Aside: Dynamic Programming
When Adam Shimi first suggested to me a couple years ago that “optimization far away” might be important somehow, one counterargument I raised was dynamic programming (DP): if the agent is optimizing an expected utility function over something far away, then we can use DP to propagate the expected utility function back through the intermediate layers to find an equivalent utility function over the agent’s actions:
This isn’t actually a problem, though. It says that optimization far away is equivalent to some optimization nearby. But the reverse does not necessarily hold: optimization nearby is not necessarily equivalent to some optimization far away. This makes sense: optimization nearby is a trivial condition which matches basically any system, and therefore will match the interesting cases as well as the uninteresting cases.
(Note that I haven’t actually demonstrated here that optimization at a distance is nontrivial, i.e. that some systems do optimize at a distance and others don’t; I’ve just dismissed one possible counterargument. I have several posts planned on optimization at a distance over the next few weeks, and nontriviality will be in one of them.)

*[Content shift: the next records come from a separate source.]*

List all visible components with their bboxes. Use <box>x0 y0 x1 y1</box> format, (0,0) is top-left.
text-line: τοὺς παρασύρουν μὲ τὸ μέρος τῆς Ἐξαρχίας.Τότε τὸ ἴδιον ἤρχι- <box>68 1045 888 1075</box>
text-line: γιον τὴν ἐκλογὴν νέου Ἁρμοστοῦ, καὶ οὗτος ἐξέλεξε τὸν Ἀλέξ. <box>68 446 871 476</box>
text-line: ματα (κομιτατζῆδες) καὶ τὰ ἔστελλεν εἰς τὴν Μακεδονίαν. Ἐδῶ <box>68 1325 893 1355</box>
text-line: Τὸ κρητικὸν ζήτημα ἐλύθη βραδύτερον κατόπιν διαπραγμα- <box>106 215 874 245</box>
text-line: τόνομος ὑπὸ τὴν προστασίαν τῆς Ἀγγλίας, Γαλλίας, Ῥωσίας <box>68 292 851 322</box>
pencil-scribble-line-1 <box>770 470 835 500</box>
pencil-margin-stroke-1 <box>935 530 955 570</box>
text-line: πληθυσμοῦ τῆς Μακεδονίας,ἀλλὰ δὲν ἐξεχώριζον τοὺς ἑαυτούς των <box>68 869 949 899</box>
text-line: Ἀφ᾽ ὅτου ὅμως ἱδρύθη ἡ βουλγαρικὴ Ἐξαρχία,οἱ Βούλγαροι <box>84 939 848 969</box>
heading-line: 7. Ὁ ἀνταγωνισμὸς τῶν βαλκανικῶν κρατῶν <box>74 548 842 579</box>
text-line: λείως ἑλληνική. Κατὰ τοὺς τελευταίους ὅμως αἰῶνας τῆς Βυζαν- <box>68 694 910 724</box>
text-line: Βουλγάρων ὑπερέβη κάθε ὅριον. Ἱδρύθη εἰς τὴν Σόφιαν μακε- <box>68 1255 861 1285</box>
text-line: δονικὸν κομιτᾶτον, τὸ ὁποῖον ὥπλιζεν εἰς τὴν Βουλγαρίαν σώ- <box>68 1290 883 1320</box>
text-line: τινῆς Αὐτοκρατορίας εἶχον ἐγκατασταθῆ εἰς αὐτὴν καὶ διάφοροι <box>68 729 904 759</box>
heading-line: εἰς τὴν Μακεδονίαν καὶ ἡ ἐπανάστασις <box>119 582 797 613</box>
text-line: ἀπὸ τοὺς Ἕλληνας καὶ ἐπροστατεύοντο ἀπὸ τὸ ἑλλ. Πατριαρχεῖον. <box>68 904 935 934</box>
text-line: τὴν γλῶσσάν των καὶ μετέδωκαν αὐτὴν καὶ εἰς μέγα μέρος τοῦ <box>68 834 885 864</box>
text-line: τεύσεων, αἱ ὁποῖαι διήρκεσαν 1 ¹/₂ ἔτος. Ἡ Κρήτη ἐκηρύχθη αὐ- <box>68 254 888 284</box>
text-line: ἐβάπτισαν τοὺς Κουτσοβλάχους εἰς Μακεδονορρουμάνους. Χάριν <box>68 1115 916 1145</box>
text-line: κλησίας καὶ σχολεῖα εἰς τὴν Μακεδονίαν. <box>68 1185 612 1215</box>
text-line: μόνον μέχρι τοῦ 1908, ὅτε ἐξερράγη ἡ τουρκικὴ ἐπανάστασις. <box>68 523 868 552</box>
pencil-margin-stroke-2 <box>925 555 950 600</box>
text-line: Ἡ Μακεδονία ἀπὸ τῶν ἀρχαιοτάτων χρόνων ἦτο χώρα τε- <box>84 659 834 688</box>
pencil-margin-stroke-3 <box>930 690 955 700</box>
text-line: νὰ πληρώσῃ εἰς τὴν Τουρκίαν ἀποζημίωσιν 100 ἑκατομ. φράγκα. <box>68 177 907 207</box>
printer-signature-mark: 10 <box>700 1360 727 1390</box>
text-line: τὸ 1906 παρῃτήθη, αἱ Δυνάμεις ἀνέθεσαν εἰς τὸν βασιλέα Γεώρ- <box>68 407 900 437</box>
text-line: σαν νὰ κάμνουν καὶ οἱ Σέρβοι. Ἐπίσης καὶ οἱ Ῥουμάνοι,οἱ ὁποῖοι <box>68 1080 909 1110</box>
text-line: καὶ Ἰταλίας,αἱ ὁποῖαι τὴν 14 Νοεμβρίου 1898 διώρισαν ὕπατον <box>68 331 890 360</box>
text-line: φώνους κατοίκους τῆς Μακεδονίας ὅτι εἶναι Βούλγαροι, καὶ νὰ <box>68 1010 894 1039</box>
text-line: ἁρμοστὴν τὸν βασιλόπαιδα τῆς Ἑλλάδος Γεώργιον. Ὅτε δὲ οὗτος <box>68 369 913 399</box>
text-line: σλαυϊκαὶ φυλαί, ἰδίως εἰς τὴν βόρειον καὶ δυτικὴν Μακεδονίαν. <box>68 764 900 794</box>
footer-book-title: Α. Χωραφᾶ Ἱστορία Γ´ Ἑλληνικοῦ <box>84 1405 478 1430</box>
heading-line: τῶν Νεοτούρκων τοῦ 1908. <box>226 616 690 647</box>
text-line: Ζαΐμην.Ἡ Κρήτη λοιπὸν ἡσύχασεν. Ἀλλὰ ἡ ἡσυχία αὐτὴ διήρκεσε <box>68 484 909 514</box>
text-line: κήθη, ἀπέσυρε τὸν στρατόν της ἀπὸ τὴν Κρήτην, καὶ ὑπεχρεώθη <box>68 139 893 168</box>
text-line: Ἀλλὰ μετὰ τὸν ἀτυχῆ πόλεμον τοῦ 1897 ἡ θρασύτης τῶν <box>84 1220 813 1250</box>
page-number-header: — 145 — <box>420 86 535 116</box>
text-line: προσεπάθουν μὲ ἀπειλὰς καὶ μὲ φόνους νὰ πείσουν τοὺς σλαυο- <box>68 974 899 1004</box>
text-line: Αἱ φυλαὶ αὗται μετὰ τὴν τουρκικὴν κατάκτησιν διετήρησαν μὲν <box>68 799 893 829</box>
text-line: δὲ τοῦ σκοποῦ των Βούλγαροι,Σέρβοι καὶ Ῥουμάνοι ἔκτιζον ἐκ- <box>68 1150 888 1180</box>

I like to picture optimization at a distance like a satellite dish or phased array:
In a phased array, lots of little antennas distributed over an area are all controlled simultaneously, so that their waves add up to one big coherent wave which can propagate over a long distance. Optimization at a distance works the same way: there’s lots of little actions distributed over space/time, all controlled in such a way that their influence can add up coherently and propagate over a long distance to optimize some far-away target.